A Janela do Hospital

(Betto Gasparetto)

By Kontext 2v1+InG Flux Schnell + Starlight XL, Atomix XL v4 Lightning

No quarto 407 havia duas camas.

A janela ficava entre elas.

Era uma janela simples, de vidro grosso, com uma vista nada extraordinária: um pedaço da rua, algumas árvores, o estacionamento do hospital e, ao fundo, os prédios da cidade seguindo sua rotina.

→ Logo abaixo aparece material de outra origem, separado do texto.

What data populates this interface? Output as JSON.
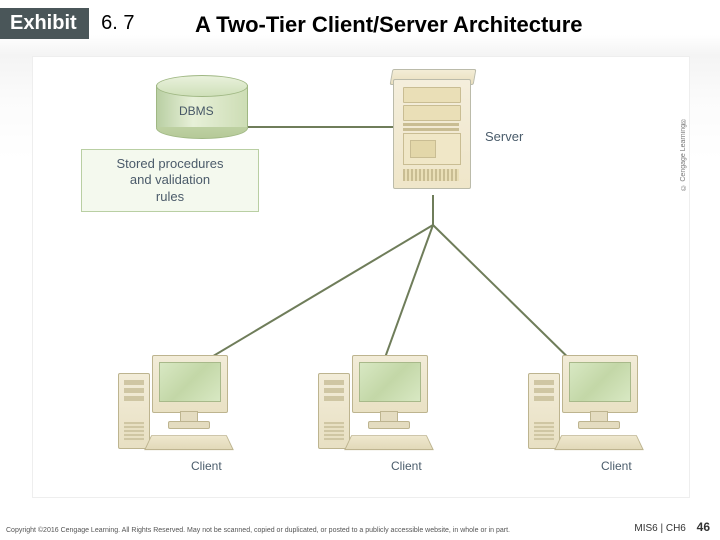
{
  "header": {
    "exhibit_word": "Exhibit",
    "exhibit_number": "6. 7",
    "title": "A Two-Tier Client/Server Architecture"
  },
  "diagram": {
    "dbms_label": "DBMS",
    "stored_proc_label": "Stored procedures\nand validation\nrules",
    "server_label": "Server",
    "clients": [
      "Client",
      "Client",
      "Client"
    ]
  },
  "footer": {
    "copyright": "Copyright ©2016 Cengage Learning. All Rights Reserved. May not be scanned, copied or duplicated, or posted to a publicly accessible website, in whole or in part.",
    "side_copyright": "© Cengage Learning®",
    "book_ref": "MIS6 | CH6",
    "page_number": "46"
  }
}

Para a maioria das pessoas, não havia nada interessante ali.

Mas para quem estava deitado naquele quarto, aquela janela era quase uma televisão ligada o dia inteiro.

Na cama próxima à porta estava Antônio.

Setenta anos.

Um homem acostumado a resolver tudo sozinho.

Reclamava da comida, do barulho do corredor e principalmente do tempo que parecia passar mais devagar dentro de um hospital.

— Essa árvore precisa de poda — dizia.

— Aquele carro está estacionado errado.

— A cidade está cada dia mais desorganizada.

A enfermeira já conhecia suas observações.

— O senhor percebe tudo, seu Antônio.

Ele respondia:

— Só estou velho, não cego.

Na outra cama estava Lucas.

Trinta e dois anos.

Havia chegado assustado na primeira noite.

Falava pouco.

Passava horas olhando pela janela.

Antônio achava estranho.

— Você fica olhando essa rua há dias. Está esperando alguém?

Lucas demorou a responder.

— Estou tentando imaginar quando vou voltar a caminhar por ela.

Antônio ficou em silêncio.

Pela primeira vez, percebeu que talvez não estivesse apenas dividindo um quarto.

Estava dividindo uma história.

Com o passar dos dias, os dois começaram a conversar.

Antônio contou sobre a antiga oficina que tinha fechado depois de quarenta anos.

Lucas falou sobre o filho pequeno que perguntava todos os dias quando ele voltaria para jogar bola.

A mesma janela mostrava coisas diferentes para cada um.

Quando chovia, Antônio reclamava.

— Mais um dia perdido.

Lucas observava as gotas no vidro.

— Pelo menos as árvores ficam mais bonitas.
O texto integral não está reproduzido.